Im wesentlichen hätte WIBERA zehn Vorschläge gemacht, die die Senatorin im einzelnen kommentierte:
Die Verlagerung von Betreuungszeiten im Rahmen der Halbtagsbetreuung vom Vormittag auf den Nachmittag, um damit zusätzliche Kindergartenplätze überflüssig werden zu lassen, müsse vor allem hinsichtlich der zeitlichen Interessen und Notwendigkeiten der Eltern geprüft werden. Diese Bereitschaft könne z.B. über entsprechende Rabatte erhöht werden. Die von WIBERA errechnete Einsparung bei den Investitionskosten für neue Plätze sei allerdings nur eine theoretische Größe. Neue Kindergärten würden in neuen Stadtteilen entstehen, und den Eltern aus dem künftigen Neubaugebiet Borgfeld-West z.B. sei nicht damit gedient, wenn es in Horn oder gar in Huchting freie Kindergartenplätze gebe.
Hier hat WIBERA vorgeschlagen, die Kindergärten an 20 statt bisher 15 Arbeitstagen in den Ferien zu schließen. Dies sei im übrigen eine Anpassung an die Wirklichkeit der meisten Einrichtungen. Sichergestellt werden müsse, dass die Betreuung von Kindern in den Ferienzeiten durch die Kooperation der Kindergärten untereinander im Stadtteil nach wie vor gewährleistet ist.
Hier müssten die Vorschläge ebenfalls genau dahingehend geprüft werden, in welchen Kindergärten andere Nutzergruppen in der freien Zeit gefunden werden können und mit welchen Einnahmemöglichkeiten dies verbunden ist. Die Hoffnung auf nennenswerte Ergebnisse sei indessen gering.
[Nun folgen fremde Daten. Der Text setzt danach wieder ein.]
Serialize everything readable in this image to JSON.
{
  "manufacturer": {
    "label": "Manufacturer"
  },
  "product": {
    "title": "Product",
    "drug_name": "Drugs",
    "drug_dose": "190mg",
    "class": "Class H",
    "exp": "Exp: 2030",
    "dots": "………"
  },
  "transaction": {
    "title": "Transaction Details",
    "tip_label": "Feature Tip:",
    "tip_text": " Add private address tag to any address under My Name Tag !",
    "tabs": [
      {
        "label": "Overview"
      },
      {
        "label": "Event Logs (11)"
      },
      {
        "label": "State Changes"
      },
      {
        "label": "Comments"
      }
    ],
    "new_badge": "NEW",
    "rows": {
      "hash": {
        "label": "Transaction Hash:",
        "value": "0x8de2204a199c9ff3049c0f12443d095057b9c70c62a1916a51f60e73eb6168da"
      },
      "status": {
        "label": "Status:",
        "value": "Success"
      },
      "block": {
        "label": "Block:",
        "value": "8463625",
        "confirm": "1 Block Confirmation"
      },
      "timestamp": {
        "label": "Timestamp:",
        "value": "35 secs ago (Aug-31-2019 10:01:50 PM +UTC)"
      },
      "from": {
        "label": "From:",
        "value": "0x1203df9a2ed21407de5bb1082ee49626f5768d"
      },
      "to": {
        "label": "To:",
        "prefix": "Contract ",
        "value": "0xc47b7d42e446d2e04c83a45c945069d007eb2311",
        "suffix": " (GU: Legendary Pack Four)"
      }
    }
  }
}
Der Vorschlag, die Nutzfläche in den Innenräumen zu senken, müsse nicht nur aus pädagogischer Sicht, sondern auch aus betriebswirtschaftlicher Sicht besonders kritisch hinterfragt werden. Die Verringerung der Fläche pro Kind sei nur auf zwei Wegen möglich: entweder müßten Werkräume oder Differenzierungsräume geschlossen werden, was kaum mit Einsparungen verbunden sei, oder die Zahl der Kinder pro Kindergärten müsste erhöht werden. Dies werde aber zusätzliches Personal nötig machen und damit wieder die Kosten steigen lassen. Die Verringerung und der Verkauf von Aussenflächen sei theoretisch möglich, geprüft werden müsse dies aber vor dem Hintergrund des gesamten Angebotes an Spielflächen in der Stadt. Der von WIBERA errechnete Verkaufserlös in Höhe von 50 Mio DM sei indessen völlig unrealistisch, da es sich in weiten Teilen um unverkäufliche Teile von Flächen handele.
Hier könnten die Einsparpotentiale im Kern nachvollzogen werden und sollen nach Aufstellung eines entsprechenden Konzeptes auch weitgehend realisiert werden.
Auf der Suche nach Einsparmöglichkeiten ohne negative Auswirkungen auf die Nutzer sei insbesondere unter Gesichtspunkten des Städtevergleichs eine differenzierte Erhöhung des Reinigungsstandards unverzichtbar und auch vertretbar. In welcher Höhe das möglich ist, stehe heute noch nicht fest. Im übrigen wünsche sie sich für die Zukunft Lösungen, wonach die Reinigungskräfte in einer festen Beziehung zu den jeweiligen Kindergärten stehen.
Die Zubereitung des Mittagessens in den eigenen Küchen der Kindergärten sei von hohem Nutzen für die Erziehung und die Gesundheit der Kinder. Die Versorgung mit Fertig- oder Menügerichten sei deshalb nicht in jedem Fall der Königsweg. Einsparungen könnten sich auch durch neue Kooperationen mit Beschäftigungs-trägern oder den Küchen größerer Kindergärten ergeben. Auch dies werde geprüft.
Die vorgeschlagene 15%ige Kürzung der Ausgaben in diesem Bereich könnte realisiert werden, ohne dass es zu Einschränkungen kommt, wenn künftig ein wesentlicher Teil dieses Materials von Beschäftigungsträgern oder der Werkstatt Bremen zur Verfügung gestellt wird. Dies werde ebenfalls geprüft.
Hier werde von den Gutachtern vorgeschlagen, bei der Tagesbetreuung mehr 'Markt' einzuführen und durch Wettbewerb der Träger untereinander zur Senkung der Kosten zu kommen. Dies müsse vor dem Hintergrund geprüft werden, welche Ergebnisse dabei für die 'Kunden', die Kinder und Eltern, herauskommen und wie sichergestellt werden kann, dass es in der gesamten Stadt vergleichbar gute und ausreichende Angebote gibt.
Dieser Vorschlag müsse noch im einzelnen geprüft werden, zumal die Datengrundlage für den Vergleich der Städte untereinander höchst unklar sei.